Similarly, accuracy calculation works:

train_accuracies <- accuracy(models)
knitr::kable(train_accuracies)
.model .type ME RMSE MAE MPE MAPE MASE RMSSE ACF1
ets Training -77.59902 12891.891 9824.778 -20.073965 52.20456 0.9934890 0.9948210 0.5352087
bats Training 1768.39519 8540.088 6105.791 -2.816831 27.18703 0.6174222 0.6590080 0.1656173
tbats Training 1653.48581 7955.411 5577.862 -3.003260 26.36744 0.5640376 0.6138906 0.0367109
test_accuracies <- accuracy(forecasts, test)
knitr::kable(test_accuracies)
.model .type ME RMSE MAE MPE MAPE MASE RMSSE ACF1
bats Test -10363.643 16253.210 10829.331 -40.43004 43.33877 NaN NaN 0.4460149
ets Test 1061.473 10669.984 9770.000 -36.63239 71.41690 NaN NaN 0.5558575
tbats Test -1898.560 3444.412 3208.959 -16.86434 24.23634 NaN NaN 0.1667398

As does refitting:

models <- refit( models, pelt )

Of the functionality available in the forecast package, only forecast::tbats.components() is missing.

Performance note

Fitting bats/tbats to a few long series can (potentially) be slower using this wrapper than using the forecast package.

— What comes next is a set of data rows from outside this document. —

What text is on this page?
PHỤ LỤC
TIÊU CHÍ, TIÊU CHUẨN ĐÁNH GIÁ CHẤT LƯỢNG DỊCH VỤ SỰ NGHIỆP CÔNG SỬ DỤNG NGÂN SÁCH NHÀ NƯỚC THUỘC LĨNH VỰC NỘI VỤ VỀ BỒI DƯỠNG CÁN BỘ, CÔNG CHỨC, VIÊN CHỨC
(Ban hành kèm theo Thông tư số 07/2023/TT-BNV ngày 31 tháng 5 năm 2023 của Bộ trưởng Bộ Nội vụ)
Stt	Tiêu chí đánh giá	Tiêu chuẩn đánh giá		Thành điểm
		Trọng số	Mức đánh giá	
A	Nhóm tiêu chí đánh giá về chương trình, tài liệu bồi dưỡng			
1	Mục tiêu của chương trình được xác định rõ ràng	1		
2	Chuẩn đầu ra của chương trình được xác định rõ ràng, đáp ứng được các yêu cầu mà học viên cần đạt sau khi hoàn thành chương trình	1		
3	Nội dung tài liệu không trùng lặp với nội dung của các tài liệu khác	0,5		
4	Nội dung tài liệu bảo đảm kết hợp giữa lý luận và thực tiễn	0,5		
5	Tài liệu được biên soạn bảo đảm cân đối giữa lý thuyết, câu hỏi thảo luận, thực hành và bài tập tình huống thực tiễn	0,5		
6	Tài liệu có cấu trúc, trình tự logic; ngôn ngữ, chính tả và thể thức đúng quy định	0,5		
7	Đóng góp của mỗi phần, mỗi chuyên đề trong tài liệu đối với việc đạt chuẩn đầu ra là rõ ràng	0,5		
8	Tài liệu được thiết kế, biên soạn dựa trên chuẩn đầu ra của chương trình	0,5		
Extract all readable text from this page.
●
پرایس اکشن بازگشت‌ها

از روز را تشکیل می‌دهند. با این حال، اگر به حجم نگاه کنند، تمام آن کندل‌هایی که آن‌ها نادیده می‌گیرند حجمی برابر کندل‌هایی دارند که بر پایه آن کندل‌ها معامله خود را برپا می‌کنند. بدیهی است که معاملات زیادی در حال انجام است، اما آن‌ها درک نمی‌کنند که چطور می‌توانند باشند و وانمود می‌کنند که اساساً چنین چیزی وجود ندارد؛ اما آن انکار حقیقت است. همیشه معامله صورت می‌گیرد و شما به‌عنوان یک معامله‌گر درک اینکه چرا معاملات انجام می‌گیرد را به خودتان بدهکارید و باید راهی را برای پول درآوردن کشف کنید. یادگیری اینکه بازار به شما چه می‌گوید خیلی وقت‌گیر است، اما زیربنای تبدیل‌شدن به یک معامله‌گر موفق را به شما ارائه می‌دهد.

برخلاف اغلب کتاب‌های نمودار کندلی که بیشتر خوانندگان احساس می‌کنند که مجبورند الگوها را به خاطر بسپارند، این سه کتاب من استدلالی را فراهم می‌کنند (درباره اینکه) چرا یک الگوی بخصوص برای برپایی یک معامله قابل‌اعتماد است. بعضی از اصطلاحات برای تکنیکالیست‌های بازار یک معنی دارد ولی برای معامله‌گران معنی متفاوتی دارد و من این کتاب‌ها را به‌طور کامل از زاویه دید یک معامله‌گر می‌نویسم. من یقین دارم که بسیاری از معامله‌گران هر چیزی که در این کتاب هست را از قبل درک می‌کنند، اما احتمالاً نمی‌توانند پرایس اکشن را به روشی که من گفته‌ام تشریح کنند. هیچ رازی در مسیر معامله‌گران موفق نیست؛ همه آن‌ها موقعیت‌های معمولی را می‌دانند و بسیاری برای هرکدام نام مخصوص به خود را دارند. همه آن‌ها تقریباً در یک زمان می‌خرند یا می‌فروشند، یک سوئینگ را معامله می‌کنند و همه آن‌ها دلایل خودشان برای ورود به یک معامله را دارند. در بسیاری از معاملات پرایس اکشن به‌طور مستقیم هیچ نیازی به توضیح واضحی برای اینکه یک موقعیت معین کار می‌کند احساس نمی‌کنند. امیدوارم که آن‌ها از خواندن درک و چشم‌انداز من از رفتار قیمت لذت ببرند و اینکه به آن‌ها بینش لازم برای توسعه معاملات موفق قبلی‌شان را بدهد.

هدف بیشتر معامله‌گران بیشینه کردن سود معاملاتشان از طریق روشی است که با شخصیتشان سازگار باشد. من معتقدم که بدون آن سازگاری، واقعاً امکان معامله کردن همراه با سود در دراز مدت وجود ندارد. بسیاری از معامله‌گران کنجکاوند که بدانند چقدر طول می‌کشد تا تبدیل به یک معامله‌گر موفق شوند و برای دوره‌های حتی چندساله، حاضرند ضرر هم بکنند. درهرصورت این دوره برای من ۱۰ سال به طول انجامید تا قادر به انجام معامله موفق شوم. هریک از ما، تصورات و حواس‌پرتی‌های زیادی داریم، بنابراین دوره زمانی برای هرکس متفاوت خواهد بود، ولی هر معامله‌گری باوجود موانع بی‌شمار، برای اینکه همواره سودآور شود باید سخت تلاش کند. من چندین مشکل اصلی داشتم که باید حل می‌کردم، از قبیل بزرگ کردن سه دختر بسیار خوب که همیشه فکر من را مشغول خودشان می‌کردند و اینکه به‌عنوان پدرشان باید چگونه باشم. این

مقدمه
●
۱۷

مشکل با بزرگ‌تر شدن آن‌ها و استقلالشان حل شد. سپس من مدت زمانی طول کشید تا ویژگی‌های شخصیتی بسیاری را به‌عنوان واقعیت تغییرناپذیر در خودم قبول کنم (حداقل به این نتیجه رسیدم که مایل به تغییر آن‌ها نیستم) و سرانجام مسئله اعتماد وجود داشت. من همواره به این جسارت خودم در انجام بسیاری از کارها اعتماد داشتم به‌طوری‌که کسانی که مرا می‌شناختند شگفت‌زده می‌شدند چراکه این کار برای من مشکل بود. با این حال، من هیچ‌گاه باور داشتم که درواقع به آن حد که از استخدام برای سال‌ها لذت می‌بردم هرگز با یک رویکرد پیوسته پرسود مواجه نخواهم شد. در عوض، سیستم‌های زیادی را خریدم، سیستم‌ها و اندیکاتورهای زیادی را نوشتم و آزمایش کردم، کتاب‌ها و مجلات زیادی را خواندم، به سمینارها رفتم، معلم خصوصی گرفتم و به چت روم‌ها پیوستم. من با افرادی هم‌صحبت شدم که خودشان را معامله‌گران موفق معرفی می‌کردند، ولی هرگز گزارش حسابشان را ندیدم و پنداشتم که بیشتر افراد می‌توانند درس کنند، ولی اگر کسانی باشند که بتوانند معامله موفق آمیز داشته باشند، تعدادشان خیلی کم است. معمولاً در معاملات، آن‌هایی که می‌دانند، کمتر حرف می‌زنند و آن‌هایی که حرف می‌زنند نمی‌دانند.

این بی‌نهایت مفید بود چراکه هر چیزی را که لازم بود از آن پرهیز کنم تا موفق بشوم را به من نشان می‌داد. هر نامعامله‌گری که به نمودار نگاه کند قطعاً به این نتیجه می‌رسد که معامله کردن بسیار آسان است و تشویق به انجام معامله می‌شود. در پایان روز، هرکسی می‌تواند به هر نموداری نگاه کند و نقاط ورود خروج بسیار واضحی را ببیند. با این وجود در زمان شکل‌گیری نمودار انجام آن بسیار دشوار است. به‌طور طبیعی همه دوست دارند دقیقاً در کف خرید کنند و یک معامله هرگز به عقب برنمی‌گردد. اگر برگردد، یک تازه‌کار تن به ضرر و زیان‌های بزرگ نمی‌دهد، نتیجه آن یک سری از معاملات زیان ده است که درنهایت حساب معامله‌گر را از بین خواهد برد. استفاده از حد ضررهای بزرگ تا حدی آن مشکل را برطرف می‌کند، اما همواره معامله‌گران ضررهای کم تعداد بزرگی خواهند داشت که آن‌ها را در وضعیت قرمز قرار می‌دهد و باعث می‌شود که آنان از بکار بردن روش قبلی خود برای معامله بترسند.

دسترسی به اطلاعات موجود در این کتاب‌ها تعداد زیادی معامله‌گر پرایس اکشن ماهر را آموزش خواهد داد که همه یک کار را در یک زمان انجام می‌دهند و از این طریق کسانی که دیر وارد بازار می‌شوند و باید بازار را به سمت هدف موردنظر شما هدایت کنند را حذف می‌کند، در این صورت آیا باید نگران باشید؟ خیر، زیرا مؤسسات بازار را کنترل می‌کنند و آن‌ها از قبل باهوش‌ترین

This is due to the fact that the internal tbats/bats algorithm always executes sequentially (i.e. with use.parallel = FALSE ) to prevent issues with nested parallelism (as the fabletools::model function is taken to be responsible for handling parallelization).

This should never be a problem on many time series, but does lead to a significant slow-down if you are only modelling a single/few time series. Nonetheless, in those cases the fasster package might be much better suited for your use case anyways.